Что именно сейчас продается на аукционах, как на закрытых, так и на открытых, для Шелковникова не являлось тайной. Он был прекрасно осведомлен в ценах, знал тех, кто покупает, а самое главное, тех, кто продает произведения искусства, тех, кто торгует живописью, как легально, так и краденой.
"Были бы это, допустим, работы Фаберже – тогда понятно. А может, за всем этим стоит что-то другое – тщеславие, личные амбиции? Может быть, барон Отто фон Рунге кому-то что-то хочет доказать? В таком случае, интересно, кому и зачем? – Тут же Шелковников сам себя одернул:
– Какого черта я лезу в его баронские дела? Что мне с ним – детей крестить? Моя задача – вывезти картины на Запад и при этом обезопасить себя. Кстати, – мелькнула мысль, – картины обязательно нужно сфотографировать, затем созвониться с бароном. Никаких факсов посылать не стоит. Можно, конечно, связаться через Интернет… Да, пожалуй, это самый надежный способ".

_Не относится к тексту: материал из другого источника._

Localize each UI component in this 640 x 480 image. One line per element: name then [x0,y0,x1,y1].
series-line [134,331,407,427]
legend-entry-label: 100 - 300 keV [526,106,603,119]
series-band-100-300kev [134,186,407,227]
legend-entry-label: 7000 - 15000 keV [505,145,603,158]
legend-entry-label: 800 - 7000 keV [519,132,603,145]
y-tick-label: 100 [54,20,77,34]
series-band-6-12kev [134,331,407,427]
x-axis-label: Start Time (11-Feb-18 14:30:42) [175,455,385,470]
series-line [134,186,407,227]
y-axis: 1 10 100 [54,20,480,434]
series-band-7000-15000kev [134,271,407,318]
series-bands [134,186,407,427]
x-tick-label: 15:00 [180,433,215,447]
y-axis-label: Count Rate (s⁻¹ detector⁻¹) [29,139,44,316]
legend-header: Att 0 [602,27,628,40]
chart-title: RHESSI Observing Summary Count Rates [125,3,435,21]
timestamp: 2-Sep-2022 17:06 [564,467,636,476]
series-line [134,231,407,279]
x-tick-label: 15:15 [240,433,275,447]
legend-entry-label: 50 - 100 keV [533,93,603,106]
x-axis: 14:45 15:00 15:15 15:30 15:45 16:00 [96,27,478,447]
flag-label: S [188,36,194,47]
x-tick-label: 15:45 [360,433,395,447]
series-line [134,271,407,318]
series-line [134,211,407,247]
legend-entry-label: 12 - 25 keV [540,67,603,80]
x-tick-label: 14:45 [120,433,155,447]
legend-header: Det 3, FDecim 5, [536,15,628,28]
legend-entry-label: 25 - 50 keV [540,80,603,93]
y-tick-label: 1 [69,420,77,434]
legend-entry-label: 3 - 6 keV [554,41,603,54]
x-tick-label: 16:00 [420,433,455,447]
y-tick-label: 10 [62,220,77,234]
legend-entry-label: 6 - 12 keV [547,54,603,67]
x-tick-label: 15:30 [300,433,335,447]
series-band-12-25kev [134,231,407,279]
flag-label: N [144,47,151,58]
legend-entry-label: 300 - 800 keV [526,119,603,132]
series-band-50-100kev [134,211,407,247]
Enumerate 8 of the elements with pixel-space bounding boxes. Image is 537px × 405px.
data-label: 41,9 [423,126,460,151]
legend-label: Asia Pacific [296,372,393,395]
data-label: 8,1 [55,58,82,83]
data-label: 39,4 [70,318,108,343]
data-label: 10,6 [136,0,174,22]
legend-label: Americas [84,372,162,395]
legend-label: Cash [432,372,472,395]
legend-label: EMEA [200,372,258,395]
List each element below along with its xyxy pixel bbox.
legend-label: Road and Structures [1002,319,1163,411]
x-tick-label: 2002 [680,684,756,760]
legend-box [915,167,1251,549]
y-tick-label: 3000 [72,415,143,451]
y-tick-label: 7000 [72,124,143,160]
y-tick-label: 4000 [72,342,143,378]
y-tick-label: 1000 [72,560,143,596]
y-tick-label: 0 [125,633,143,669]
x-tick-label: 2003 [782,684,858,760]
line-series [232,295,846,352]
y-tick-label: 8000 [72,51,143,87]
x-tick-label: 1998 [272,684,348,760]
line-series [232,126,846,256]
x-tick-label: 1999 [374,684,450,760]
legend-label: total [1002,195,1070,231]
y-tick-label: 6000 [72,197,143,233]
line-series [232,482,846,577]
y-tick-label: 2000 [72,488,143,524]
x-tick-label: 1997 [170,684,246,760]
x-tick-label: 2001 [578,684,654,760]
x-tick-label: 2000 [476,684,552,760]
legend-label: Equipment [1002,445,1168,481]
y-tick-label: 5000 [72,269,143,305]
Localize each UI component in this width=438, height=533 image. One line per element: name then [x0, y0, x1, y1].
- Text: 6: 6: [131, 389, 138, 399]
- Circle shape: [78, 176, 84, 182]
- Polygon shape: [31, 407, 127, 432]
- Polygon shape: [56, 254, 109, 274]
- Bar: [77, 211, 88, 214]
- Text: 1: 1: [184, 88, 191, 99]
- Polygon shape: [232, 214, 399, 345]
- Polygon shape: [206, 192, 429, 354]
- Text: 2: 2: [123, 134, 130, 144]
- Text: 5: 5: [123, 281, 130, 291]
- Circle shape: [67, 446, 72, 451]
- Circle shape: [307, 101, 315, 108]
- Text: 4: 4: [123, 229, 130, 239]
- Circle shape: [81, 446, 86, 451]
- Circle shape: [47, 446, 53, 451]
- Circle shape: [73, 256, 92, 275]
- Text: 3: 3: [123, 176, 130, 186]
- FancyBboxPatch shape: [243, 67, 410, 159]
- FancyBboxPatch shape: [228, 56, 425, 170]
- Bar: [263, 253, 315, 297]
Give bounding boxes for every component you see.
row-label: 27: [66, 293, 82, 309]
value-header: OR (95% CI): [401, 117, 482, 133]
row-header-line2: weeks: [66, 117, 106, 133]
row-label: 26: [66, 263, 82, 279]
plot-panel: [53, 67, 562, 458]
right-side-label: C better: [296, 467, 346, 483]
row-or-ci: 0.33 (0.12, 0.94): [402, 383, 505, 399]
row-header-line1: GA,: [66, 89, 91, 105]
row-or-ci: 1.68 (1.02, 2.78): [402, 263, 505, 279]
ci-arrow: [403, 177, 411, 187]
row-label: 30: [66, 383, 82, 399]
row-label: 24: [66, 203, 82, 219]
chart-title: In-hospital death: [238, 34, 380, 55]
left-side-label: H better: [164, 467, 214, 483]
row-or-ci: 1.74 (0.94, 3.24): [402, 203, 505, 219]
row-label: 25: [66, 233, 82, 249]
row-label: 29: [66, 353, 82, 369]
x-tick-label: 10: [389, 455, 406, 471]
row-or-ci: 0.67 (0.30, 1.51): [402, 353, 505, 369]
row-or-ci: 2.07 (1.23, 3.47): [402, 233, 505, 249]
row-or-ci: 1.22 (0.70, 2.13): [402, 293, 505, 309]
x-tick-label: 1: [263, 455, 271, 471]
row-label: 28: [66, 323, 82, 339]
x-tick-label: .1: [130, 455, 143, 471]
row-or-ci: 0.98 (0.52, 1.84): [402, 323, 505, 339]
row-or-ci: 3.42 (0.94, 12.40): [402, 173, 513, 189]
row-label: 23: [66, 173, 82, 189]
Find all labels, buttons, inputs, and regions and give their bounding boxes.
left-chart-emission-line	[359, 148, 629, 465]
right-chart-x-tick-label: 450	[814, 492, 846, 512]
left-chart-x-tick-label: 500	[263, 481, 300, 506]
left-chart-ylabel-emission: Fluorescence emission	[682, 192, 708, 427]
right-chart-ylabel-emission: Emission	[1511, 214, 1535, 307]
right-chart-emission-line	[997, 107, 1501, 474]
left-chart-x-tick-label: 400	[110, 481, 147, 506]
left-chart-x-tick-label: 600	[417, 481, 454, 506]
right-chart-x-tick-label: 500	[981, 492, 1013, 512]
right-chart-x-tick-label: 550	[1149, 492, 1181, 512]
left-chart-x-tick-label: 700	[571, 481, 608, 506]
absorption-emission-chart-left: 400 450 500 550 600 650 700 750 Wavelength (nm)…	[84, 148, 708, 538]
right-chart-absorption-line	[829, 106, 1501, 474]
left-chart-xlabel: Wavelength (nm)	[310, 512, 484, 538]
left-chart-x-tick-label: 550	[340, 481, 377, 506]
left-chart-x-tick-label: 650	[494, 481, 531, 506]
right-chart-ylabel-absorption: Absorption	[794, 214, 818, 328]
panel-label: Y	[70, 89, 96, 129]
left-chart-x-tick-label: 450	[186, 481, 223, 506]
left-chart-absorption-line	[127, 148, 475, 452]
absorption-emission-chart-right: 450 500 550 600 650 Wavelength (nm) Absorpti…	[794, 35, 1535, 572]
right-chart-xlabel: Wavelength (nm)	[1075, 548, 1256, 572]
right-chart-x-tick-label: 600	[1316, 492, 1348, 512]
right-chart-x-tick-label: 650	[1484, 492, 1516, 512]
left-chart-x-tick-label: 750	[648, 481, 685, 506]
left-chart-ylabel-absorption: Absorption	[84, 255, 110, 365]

Женщина, лежащая рядом с Шелковниковым, вздрогнула и дернула округлым белым плечом. Шелковников покосился на нее, затем бережно взял край одеяла и накрыл свою любовницу. Она сладко вздохнула и перевернулась на спину. Ее пухлые, ярко-красные даже без помады губы приоткрылись, веки чувственно вздрогнули.
«Хороша», – еще раз взглянув на свою подругу, подумал Шелковников.
И вдруг его охватило неодолимое желание. Он ближе придвинулся к Валентине, засопел и уткнулся подбородком в ее округлое плечо.
– Валентина…
Женщина попыталась отстраниться, но Павел Шелковников крепче прижал ее к себе.
– Не сейчас, не сейчас, – прошептала она, пытаясь повернуться на бок.
– Нет, сейчас, именно сейчас, – жарко зашептал ей в ухо отставной майор КГБ, отбрасывая на пол стеганое одеяло.
– Погоди же…
Валентина поняла, что любовнику приспичило, и его уже не унять. Поэтому она решила поступить как в старом анекдоте: расслабиться и попытаться получить удовольствие.
– Черт с тобой, давай.
– Вот так-то лучше.
– Только не так грубо, как в прошлый раз.
Ее руки обхватили Шелковникова, и он почувствовал, как острые ногти впиваются в его спину. Павел Павлович сладострастно вздохнул, попытался поймать губы Валентины широко открытым ртом.
Но Валентина отстранилась:
– Нет, нет, не целуй меня, – прошептала она. – Не хочу… Давай как всегда.
– Ах, как всегда? Ну что ж, ты сама этого хотела, – и Павел Шелковников быстро овладел женщиной.
Он не любил долго предаваться любовным утехам.